A seguir, um alinhavado de seu raciocínio: Para Girard, "o sacrifício é compreendido num duplo aspecto: sagrado e criminoso [...] do questionamento sobre a relação entre sacrifício e violência, definindo o sacrifício como uma espécie de violência alternativa."
René Girard descreve o sacrifício como "canalização da pulsão violenta do homem e pondera que a violência do sacrifício funciona como uma espécie de ludibrio das pulsões destrutivas humanas que ameaçam a ordem social, ou seja, vida sacrifical seria colocada no lugar daquele a quem se direciona o ato violento."
Resumindo, somos violentos em essência e, por natureza, canalizamos para uma vítima nossa sede de sangue. Por esse raciocínio, o sacrifício de Jesus Cristo se torna emblemático.
E o reclame cristão seria, nada mais, nada menos que a tentativa de inocentar-se, uma vez transferido à vítima o gosto de sangue na boca.
Calcadas em cima de Cristo todas as nossas frustrações, a partir dele, cinismos à parte, saímos declarando aos quatro ventos nossa, agora, pureza, santidade e, por que não frisar, inocência.

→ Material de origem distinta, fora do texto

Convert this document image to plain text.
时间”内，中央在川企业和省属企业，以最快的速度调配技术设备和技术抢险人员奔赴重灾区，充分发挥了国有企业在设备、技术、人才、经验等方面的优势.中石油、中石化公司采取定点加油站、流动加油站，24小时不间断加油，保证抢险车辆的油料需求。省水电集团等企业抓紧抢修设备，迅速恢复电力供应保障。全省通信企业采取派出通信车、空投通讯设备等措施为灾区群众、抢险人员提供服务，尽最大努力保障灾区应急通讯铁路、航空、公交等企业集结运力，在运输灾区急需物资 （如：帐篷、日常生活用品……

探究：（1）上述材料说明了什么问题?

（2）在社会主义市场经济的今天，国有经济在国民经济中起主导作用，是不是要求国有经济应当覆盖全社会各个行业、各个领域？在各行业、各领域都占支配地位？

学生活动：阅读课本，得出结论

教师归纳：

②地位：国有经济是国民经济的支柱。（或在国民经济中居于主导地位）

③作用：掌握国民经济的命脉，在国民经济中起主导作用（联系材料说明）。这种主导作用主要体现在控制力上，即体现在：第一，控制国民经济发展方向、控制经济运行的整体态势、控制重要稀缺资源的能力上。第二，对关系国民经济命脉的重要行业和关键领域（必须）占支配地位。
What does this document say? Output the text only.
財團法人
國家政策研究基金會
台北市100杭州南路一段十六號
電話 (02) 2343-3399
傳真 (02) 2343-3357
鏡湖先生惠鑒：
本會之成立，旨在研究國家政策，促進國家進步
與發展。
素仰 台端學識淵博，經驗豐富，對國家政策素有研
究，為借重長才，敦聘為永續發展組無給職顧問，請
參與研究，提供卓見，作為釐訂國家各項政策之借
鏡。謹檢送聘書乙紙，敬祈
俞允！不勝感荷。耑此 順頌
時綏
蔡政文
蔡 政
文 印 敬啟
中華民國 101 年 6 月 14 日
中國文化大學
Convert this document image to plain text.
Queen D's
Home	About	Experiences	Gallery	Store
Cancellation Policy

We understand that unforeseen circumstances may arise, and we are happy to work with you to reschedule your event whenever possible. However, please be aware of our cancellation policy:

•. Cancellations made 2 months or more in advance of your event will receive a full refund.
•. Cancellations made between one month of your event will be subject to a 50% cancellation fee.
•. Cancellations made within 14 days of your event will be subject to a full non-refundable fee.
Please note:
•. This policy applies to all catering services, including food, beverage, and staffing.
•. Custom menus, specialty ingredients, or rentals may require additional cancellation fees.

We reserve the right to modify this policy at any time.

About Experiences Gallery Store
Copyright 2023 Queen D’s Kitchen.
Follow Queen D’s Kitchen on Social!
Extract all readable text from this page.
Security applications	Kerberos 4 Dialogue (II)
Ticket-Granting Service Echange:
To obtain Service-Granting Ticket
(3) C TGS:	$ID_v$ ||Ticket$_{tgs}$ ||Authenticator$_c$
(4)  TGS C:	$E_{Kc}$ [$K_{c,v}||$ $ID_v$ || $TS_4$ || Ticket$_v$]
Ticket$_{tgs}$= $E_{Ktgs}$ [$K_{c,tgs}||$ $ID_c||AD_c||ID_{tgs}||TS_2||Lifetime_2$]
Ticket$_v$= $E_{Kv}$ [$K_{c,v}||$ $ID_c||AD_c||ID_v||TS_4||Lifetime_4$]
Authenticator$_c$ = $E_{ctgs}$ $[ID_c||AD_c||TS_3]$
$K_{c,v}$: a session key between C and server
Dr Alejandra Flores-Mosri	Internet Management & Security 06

De um modo ou de outro, levada em conta apenas a personalidade histórica do Cristo, sem fundir nela a pessoa mística, cedo ou tarde ele haveria, mesmo, de acabar se dando mal.
Por mais que espalhasse o "bem", e é difícil encontrar quem se negue a reconhecer(-se) um adepto do "bem", numa hora dessas Jesus esbarraria com a necessidade de contestar os maus.
Ele teria de tirar-lhes ou, pelo menos, denunciar-lhes a máscara. Pronto, a partir daí estaria agendada a gana de sacrificar (como mesmo ressaltaram os saduceus/fariseus) um em lugar de todos os outros.
Intuitivo em nós: "Não veem que é melhor que morra um só homem pelo povo do que toda a nação ser destruída?". João 11,50. Nunca aponte o dedo de crítica aos fariseus.
Você e eu também desejamos que assim fosse. Quisemos e fizemos por onde. A violência subjaz em nós. Se não é contra todos, é porque a direcionamos para Jesus, o "bode expiatório".
Estou no grupo dos que dizem: "caia sobre nós o sangue desse homem". Pilatos quis dizer: "Estou inocente do sangue deste justo". Enganou-se, nunca esteve.
E o povo, em coro, respondeu (a sentença não ouvida no filme de Mel Gibson): "E, respondendo todo o povo, disse: O seu sangue caia sobre nós e sobre nossos filhos".
Mateus 27,25.
Já caiu. Sobre minha cabeça e a de meus filhos. Sobre tua cabeça e de teus filhos, se tens. Sobre todas as cabeças, fosse ou não invocado por essa mesma sentença.